上写真=真面目な性格からファンタジーあふれるパスを生み出す(写真◎Getty Images)

必要に応じてスタイルは変わる

「グランパス2020」の価値を示すような、素晴らしい勝利だった。そしてその勝利を左足で導いたのは「魔法使い」ガブリエル・シャビエルだった。

 9月9日の明治安田生命J1リーグ第15節。昨季王者の横浜F・マリノスに立ち向かっていった名古屋は、開始早々に先制されながらも24分にマテウスのセンタリングからガブリエル・シャビエルが同点ゴール、74分にはガブリエル・シャビエルのクロスからマテウスが決めて逆転したのだった。

 マテウスが右サイドを縦に突破して送ったゴール前を横切るセンタリングを、ファーで待ち受けていたガブリエル・シャビエルが左足で丁寧に押し込んだ同点弾、中盤右で奪ったボールを素早く左に展開、ガブリエル・シャビエルがDFの頭を越えて鋭く落ちていくアーリークロスを左足で送って、マテウスが右足でワンタッチシュートを左サイドに流し込む難易度の高い逆転ゴールと、いずれも技術の粋を集めたような美しさだった。

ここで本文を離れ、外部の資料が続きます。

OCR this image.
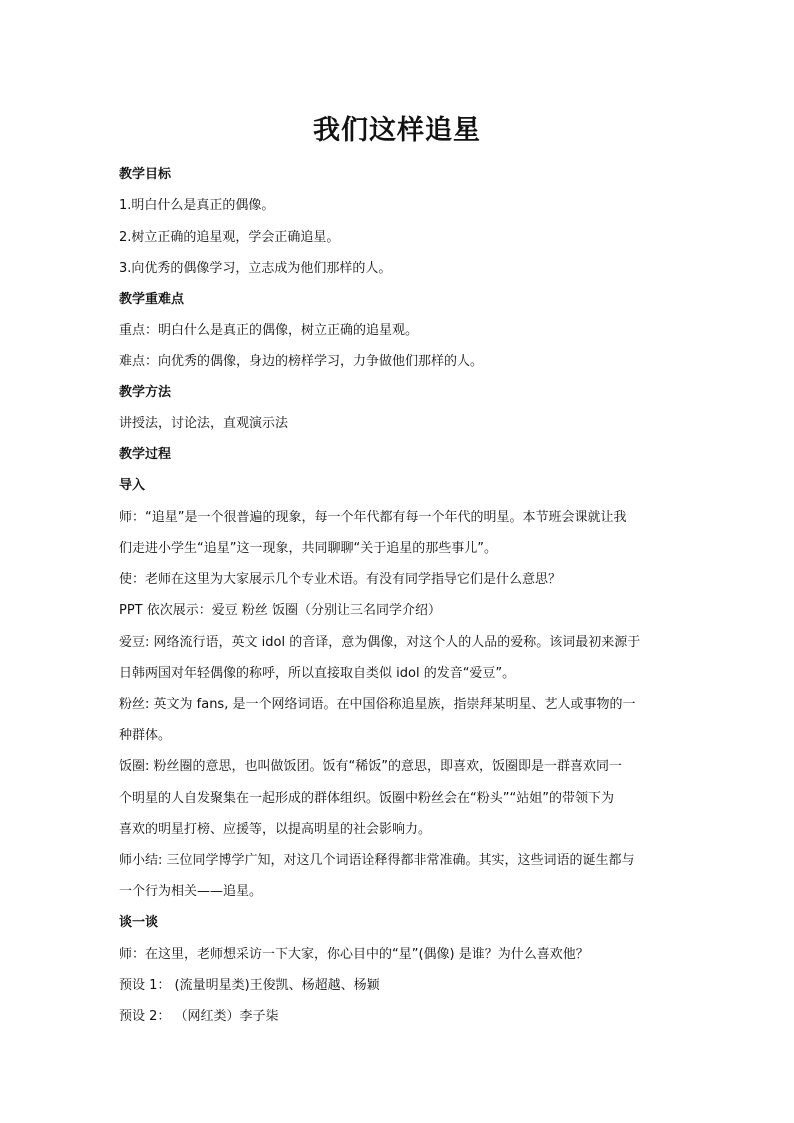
我们这样追星
教学目标
1.明白什么是真正的偶像。
2.树立正确的追星观，学会正确追星。
3.向优秀的偶像学习，立志成为他们那样的人。
教学重难点
重点：明白什么是真正的偶像，树立正确的追星观。
难点：向优秀的偶像，身边的榜样学习，力争做他们那样的人。
教学方法
讲授法，讨论法，直观演示法
教学过程
导入
师：“追星”是一个很普遍的现象，每一个年代都有每一个年代的明星。本节班会课就让我
们走进小学生“追星”这一现象，共同聊聊“关于追星的那些事儿”。
使：老师在这里为大家展示几个专业术语。有没有同学指导它们是什么意思？
PPT 依次展示：爱豆 粉丝 饭圈（分别让三名同学介绍）
爱豆: 网络流行语，英文 idol 的音译，意为偶像，对这个人的人品的爱称。该词最初来源于
日韩两国对年轻偶像的称呼，所以直接取自类似 idol 的发音“爱豆”。
粉丝: 英文为 fans, 是一个网络词语。在中国俗称追星族，指崇拜某明星、艺人或事物的一
种群体。
饭圈: 粉丝圈的意思，也叫做饭团。饭有“稀饭”的意思，即喜欢，饭圈即是一群喜欢同一
个明星的人自发聚集在一起形成的群体组织。饭圈中粉丝会在“粉头”“站姐”的带领下为
喜欢的明星打榜、应援等，以提高明星的社会影响力。
师小结: 三位同学博学广知，对这几个词语诠释得都非常准确。其实，这些词语的诞生都与
一个行为相关——追星。
谈一谈
师：在这里，老师想采访一下大家，你心目中的“星”(偶像) 是谁？为什么喜欢他？
预设 1： (流量明星类)王俊凯、杨超越、杨颖
预设 2： （网红类）李子柒
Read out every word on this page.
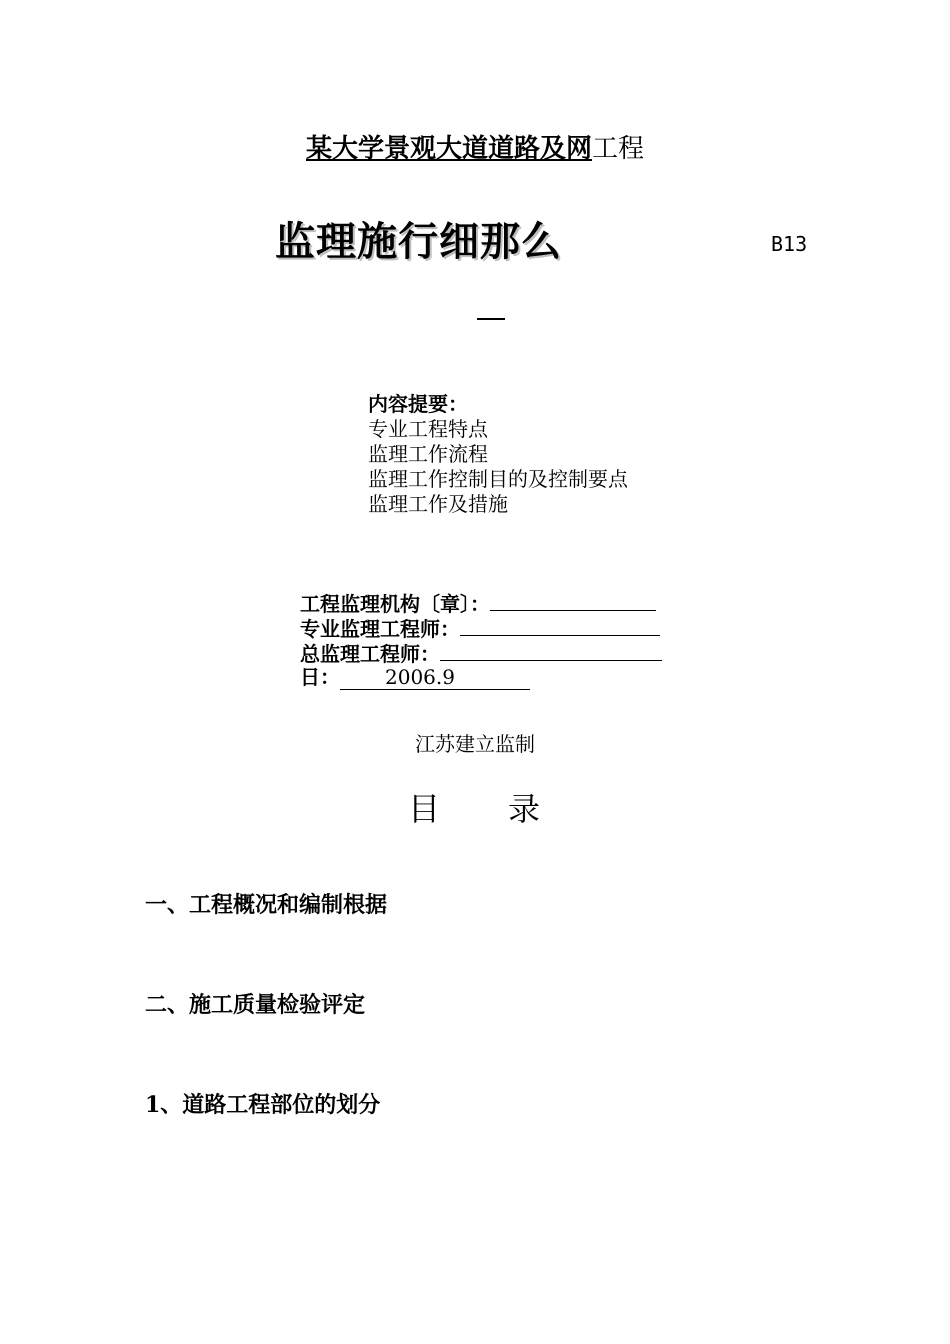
某大学景观大道道路及网工程
监理施行细那么	B13
内容提要：
专业工程特点
监理工作流程
监理工作控制目的及控制要点
监理工作及措施
工程监理机构〔章〕：
专业监理工程师：
总监理工程师：
日： 2006.9
江苏建立监制
目 录
一、工程概况和编制根据
二、施工质量检验评定
1、道路工程部位的划分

「大きな勝利だったと思います。チーム全体がいいバランスでした。攻撃がうまくいくには全体がうまくいかなければダメで、攻撃だけいいというわけではありません」

「FWが動いてくれなければパス出せません。マテウスがしっかりとした動きをしてくれて、僕のアシストからゴールが生まれて良かった。こういうボールを出せばシュートで終われるんじゃないかと予測した上で、狙った通りのパスが出せました」

 ガブリエル・シャビエルをつい「魔法使い」と呼びたくなるのは、その左足のテクニックが輝きを放つから、なのはもちろん、どんな役割も変幻自在にこなすことができるからだ。

 例えば、対戦相手によってプレースタイルを変えること。

「試合によって必要とする役割があります。マリノス戦は相手がラインを高く保ってきているので、その裏を狙いながらという目的があります。一方で守備が堅いチームのときは試合を作りにいくという意識でプレーします。必要に応じてプレースタイルや役割は変わるのです。だから、実際の試合の中で貢献できたことに本当に満足しています」

 例えば、ポジションによって意識を変えること。

「トップ下でもサイドでもプレーしていますから、どちらもやっていて難しいとは思いません。サイドの方が守備の心配をしなければいけないという状況は多いですけれど、トップ下でもサイドでも自分のサッカースタイルの中で合わせるようなプレーをしたり、チームがやりやすくなるポジショニングを取っていくという意識が高いですね」

 その左足からまた七色のパスが繰り出されるとき、名古屋は勝利に近づくだろう。